Compression | Encoding | Count | Compressed Size (MB) |
---|---|---|---|
Uncompressed | binary | 1000000 | 976.56 |
Uncompressed | base64 | 1000000 | 1304.63 |
GZIP | binary | 1000000 | 337.67 |
GZIP | base64 | 1000000 | 523.80 |
LZ4 | binary | 1000000 | 980.39 |
LZ4 | base64 | 1000000 | 987.99 |
Snappy | binary | 1000000 | 976.61 |
Snappy | base64 | 1000000 | 948.17 |
There is only a single bit difference between each subsequent four byte sequence in this data: it could be abbreviated by storing the first value, and the difference of the difference between each four byte sequence, and the position of each inflection point. This particular data could take up less than 100 bits, but in order to exploit it, we would have to be expecting this pattern and hope it hasn’t been scrambled base 64.
Text encoding is a good way to confound a compression algorithm, but how do compression algorithms compose? This isn’t that odd a question: imagine you store a compressed BLOB in some kind of datastore, and provide an HTTP interface to that datastore.
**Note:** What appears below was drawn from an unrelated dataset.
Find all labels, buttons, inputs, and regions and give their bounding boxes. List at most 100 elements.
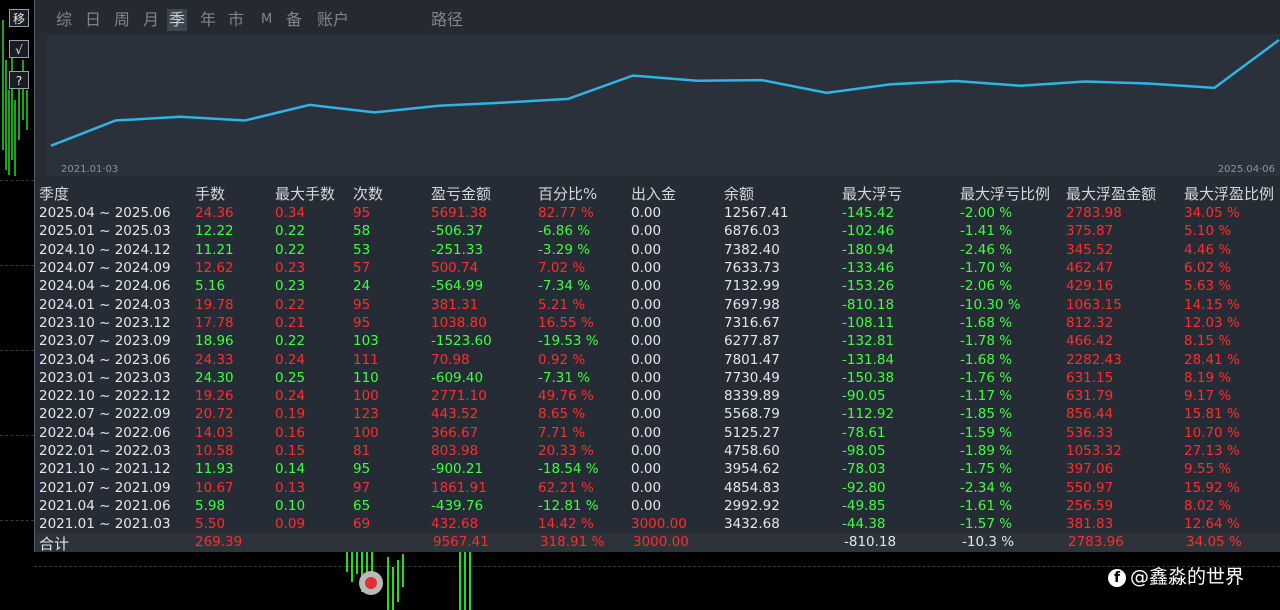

Maybe even without realising it, it’s likely that the compression algorithm used for the BLOBs will be composed with GZIP for the transport, and if the interchange format is JSON, there will be a layer of base 64 encoding involved too.
For monotonic integers, neither LZ4 nor snappy compress the data, but at least they don’t get in GZIP’s way.
Compression | Pre-Compression | Count | Compressed Size (MB) |
---|---|---|---|
Uncompressed | Uncompressed | 1000000 | 976.56 |
Uncompressed | Snappy | 1000000 | 981.33 |
Uncompressed | LZ4 | 1000000 | 981.33 |
LZ4 | Uncompressed | 1000000 | 980.39 |
LZ4 | Snappy | 1000000 | 981.32 |
LZ4 | LZ4 | 1000000 | 981.32 |
Snappy | Uncompressed | 1000000 | 976.61 |
Snappy | Snappy | 1000000 | 981.37 |
Snappy | LZ4 | 1000000 | 981.37 |
GZIP | Uncompressed | 1000000 | 337.67 |
GZIP | Snappy | 1000000 | 339.95 |
GZIP | LZ4 | 1000000 | 339.95 |
It’s worth stressing that both LZ4 and Snappy can compress some data very well, they just aren’t well suited to monotonic integers. Both algorithms are much faster than GZIP, prioritising speed over compression ratios. I haven’t measured it, but the GZIP code used in these benchmarks is too slow to be practical, and its compression ratio is still a long way from optimal.
I often see decisions to use a compression algorithm taken rather arbitrarily, without due consideration of the data being compressed. This is often driven by the quest for modularity. Modularity entails composition, which can occasionally be toxic, and often requires that we forget aspects of domain knowledge that could be exploited to great effect.
My code for this blog post is at github.